Congress is currently considering legislation that could help cut these criminals off from the American market, the PROTECT IP Act in the Senate and the Stop Online Piracy Act in the House. Both of these bills provide enforcement agencies with a narrowly tailored legal toolkit for 21st-century commerce to go after the worst-of-the-worst online counterfeiters and pirates.
Rogue sites undercut industries and jobs across the American economy, ranging from medicine to cosmetics, or from green technologies to clothing manufacturers. Insidiously, these sites are designed to look authentic, deceiving consumers into purchasing phony products, which can be shoddy or even dangerous.
That is why there is a broad and far-reaching coalition calling for Congress to address this pervasive issue, including the AFL-CIO, the U.S. Chamber of Commerce, 43 state attorneys general, over 70 congressional Republicans and Democrats, the National Consumers League, the Fraternal Order of Police, and many more.
We need commercially reasonable and effective measures to combat this scourge of the Internet.
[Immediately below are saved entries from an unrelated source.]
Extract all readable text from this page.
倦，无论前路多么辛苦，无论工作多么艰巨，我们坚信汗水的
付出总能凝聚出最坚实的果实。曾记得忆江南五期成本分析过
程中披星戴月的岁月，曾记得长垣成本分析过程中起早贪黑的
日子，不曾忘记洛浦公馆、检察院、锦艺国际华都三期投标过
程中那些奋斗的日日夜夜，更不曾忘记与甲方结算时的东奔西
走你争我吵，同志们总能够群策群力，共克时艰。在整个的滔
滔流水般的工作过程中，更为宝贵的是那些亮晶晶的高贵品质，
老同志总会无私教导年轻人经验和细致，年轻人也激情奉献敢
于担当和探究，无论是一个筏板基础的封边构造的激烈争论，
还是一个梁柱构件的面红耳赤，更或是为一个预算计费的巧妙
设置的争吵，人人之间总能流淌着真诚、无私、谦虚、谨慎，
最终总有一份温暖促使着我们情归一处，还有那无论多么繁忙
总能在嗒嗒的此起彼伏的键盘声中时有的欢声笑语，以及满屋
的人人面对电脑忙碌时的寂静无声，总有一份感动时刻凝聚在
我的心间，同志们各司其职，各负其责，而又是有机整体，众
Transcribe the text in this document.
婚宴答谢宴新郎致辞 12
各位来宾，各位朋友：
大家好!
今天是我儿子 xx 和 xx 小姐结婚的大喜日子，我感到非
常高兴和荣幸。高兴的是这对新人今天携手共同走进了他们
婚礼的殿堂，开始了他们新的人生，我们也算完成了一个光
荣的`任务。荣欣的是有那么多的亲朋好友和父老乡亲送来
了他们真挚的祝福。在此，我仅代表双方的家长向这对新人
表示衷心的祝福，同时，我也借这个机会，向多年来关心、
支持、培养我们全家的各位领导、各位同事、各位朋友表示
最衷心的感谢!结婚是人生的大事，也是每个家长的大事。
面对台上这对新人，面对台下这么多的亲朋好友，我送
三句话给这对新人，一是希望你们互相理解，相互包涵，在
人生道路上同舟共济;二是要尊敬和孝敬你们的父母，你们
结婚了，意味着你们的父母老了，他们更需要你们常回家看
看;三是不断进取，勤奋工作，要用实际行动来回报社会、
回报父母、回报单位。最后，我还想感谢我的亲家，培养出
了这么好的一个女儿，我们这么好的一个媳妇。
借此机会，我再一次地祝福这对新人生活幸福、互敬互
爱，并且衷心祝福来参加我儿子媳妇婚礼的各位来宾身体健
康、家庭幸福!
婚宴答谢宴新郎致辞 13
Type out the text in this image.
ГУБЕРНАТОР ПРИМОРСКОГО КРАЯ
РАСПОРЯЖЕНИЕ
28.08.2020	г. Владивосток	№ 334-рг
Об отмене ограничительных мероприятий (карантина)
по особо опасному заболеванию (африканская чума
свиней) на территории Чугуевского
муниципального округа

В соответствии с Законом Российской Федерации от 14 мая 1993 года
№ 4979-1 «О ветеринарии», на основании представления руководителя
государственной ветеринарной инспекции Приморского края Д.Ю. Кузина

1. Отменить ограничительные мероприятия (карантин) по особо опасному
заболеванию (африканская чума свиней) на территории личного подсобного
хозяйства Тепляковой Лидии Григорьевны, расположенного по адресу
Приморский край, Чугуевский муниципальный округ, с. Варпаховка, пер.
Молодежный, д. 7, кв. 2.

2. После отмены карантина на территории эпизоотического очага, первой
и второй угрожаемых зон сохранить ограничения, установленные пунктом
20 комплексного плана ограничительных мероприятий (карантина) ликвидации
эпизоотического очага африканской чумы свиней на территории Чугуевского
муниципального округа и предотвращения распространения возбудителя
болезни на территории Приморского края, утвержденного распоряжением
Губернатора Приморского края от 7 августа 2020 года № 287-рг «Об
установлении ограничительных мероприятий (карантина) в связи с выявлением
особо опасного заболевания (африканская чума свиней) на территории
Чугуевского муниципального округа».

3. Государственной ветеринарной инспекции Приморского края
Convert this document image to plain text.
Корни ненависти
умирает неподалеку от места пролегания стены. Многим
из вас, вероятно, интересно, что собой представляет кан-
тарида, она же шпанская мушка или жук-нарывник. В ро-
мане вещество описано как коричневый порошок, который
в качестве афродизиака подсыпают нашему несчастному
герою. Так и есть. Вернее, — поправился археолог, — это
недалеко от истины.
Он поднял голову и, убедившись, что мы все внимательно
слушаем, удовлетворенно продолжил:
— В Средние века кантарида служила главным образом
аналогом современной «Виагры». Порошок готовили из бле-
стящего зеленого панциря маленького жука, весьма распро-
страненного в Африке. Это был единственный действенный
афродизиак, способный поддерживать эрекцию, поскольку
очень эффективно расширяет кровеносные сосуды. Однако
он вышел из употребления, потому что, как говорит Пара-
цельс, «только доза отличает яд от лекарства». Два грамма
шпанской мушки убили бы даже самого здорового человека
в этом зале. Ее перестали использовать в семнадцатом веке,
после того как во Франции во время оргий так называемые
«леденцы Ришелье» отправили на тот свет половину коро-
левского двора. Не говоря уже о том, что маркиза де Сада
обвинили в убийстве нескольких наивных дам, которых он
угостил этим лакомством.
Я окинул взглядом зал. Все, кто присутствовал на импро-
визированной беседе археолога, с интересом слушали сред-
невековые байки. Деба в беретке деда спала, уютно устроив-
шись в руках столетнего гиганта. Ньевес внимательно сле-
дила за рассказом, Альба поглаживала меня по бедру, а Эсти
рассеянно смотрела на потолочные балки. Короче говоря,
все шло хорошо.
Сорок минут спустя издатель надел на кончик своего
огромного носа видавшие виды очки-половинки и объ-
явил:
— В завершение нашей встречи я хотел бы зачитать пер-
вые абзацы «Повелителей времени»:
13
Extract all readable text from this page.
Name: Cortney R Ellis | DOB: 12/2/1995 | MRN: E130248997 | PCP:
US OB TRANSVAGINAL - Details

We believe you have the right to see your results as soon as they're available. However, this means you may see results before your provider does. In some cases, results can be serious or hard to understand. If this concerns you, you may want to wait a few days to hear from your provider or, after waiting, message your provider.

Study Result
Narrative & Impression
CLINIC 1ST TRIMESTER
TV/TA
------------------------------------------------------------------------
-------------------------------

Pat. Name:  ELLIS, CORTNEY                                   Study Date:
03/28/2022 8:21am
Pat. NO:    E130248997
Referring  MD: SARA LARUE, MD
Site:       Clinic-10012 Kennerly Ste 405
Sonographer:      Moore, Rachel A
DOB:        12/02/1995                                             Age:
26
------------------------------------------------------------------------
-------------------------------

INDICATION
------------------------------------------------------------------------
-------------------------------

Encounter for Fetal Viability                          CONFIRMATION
Court-approved action to cut off rogue Internet sites from our marketplace—not new technology, but presently in use to block websites offering child porn and spam—provides such a tool to tackle websites that perpetuate this illicit market.
There is no tangible benefit to appeasing foreign IP thieves. They do not innovate, they do not pay taxes, they do not take accountability for their products. But they are more than willing to engage in illegal, criminal activities at our expense. The PROTECT IP and Stop Online Piracy Acts provide a treatment for this online plague.